L'Écosse aborde son dernier match du groupe C en ayant besoin d'un résultat contre les champions du monde cinq fois de Carlo Ancelotti pour assurer leur première qualification au-delà de la phase de groupes d'une Coupe du Monde.
Ils ont accumulé trois points grâce à des victoires sur Haïti et des matchs nuls contre le Maroc -- suffisamment pour qu'une défaite étroite puisse encore les voir progresser en tant que l'une des huit meilleures équipes classées troisième. Robertson a cependant clairement indiqué que l'équipe ne s'intéresse qu'au résultat positif.
Le capitaine écossais, qui remportera sa 97e sélection, a été bien placé pour évaluer Alisson après avoir passé huit ans à ses côtés à Liverpool.
"C'est le meilleur gardien du monde," a déclaré Robertson. "J'ai eu beaucoup de chance de jouer avec Ali ces huit dernières années. Dans les grands moments, il était toujours là pour nous. Même lorsque notre défense était à son meilleur, parfois l'autre équipe parvenait à passer.
"Mais nous pouvions toujours compter sur Ali pour faire les arrêts.

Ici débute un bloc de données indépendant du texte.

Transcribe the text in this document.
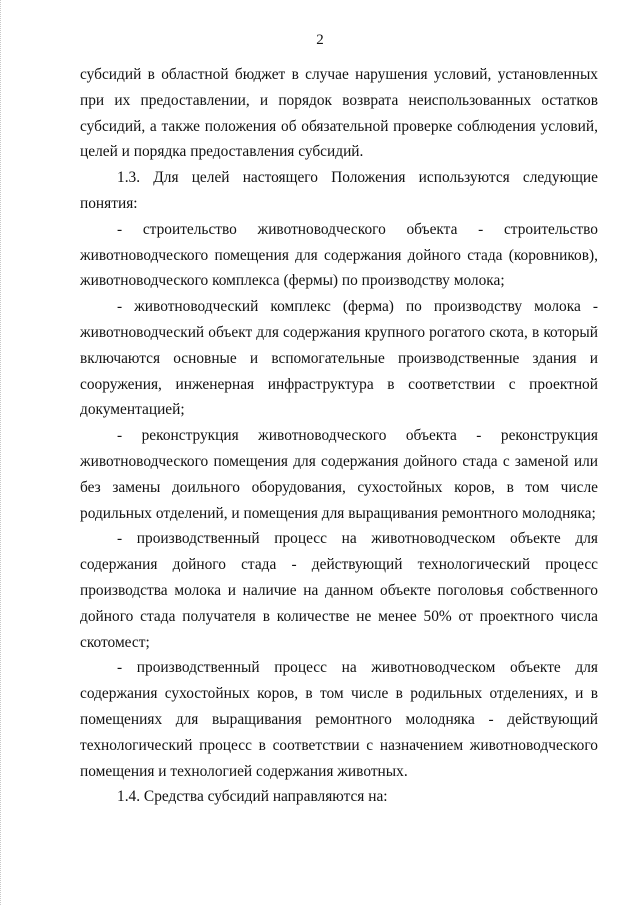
2

субсидий в областной бюджет в случае нарушения условий, установленных при их предоставлении, и порядок возврата неиспользованных остатков субсидий, а также положения об обязательной проверке соблюдения условий, целей и порядка предоставления субсидий.

1.3. Для целей настоящего Положения используются следующие понятия:

- строительство животноводческого объекта - строительство животноводческого помещения для содержания дойного стада (коровников), животноводческого комплекса (фермы) по производству молока;

- животноводческий комплекс (ферма) по производству молока - животноводческий объект для содержания крупного рогатого скота, в который включаются основные и вспомогательные производственные здания и сооружения, инженерная инфраструктура в соответствии с проектной документацией;

- реконструкция животноводческого объекта - реконструкция животноводческого помещения для содержания дойного стада с заменой или без замены доильного оборудования, сухостойных коров, в том числе родильных отделений, и помещения для выращивания ремонтного молодняка;

- производственный процесс на животноводческом объекте для содержания дойного стада - действующий технологический процесс производства молока и наличие на данном объекте поголовья собственного дойного стада получателя в количестве не менее 50% от проектного числа скотомест;

- производственный процесс на животноводческом объекте для содержания сухостойных коров, в том числе в родильных отделениях, и в помещениях для выращивания ремонтного молодняка - действующий технологический процесс в соответствии с назначением животноводческого помещения и технологией содержания животных.

1.4. Средства субсидий направляются на:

C'est un gardien incroyable et une personne encore meilleure. C'est quelqu'un que j'admire beaucoup, lui et sa famille. J'ai de la chance d'être proche d'eux car ce sont des gens fantastiques. Mais j'espère vraiment qu'il va sortir le ballon de son filet quelques fois mercredi -- plus que d'habitude !
"Je ne peux que parler de lui en termes élogieux en tant que joueur et en tant qu'homme. Mais espérons qu'il ne garde pas sa cage inviolée contre nous. Nous devons croire que nous pouvons marquer contre le Brésil. Si nous ne le faisons pas, il n'y a pas de raison de se présenter. C'est notre objectif. Si nous pouvons faire cela, espérons que ce sera une grande nuit pour notre pays."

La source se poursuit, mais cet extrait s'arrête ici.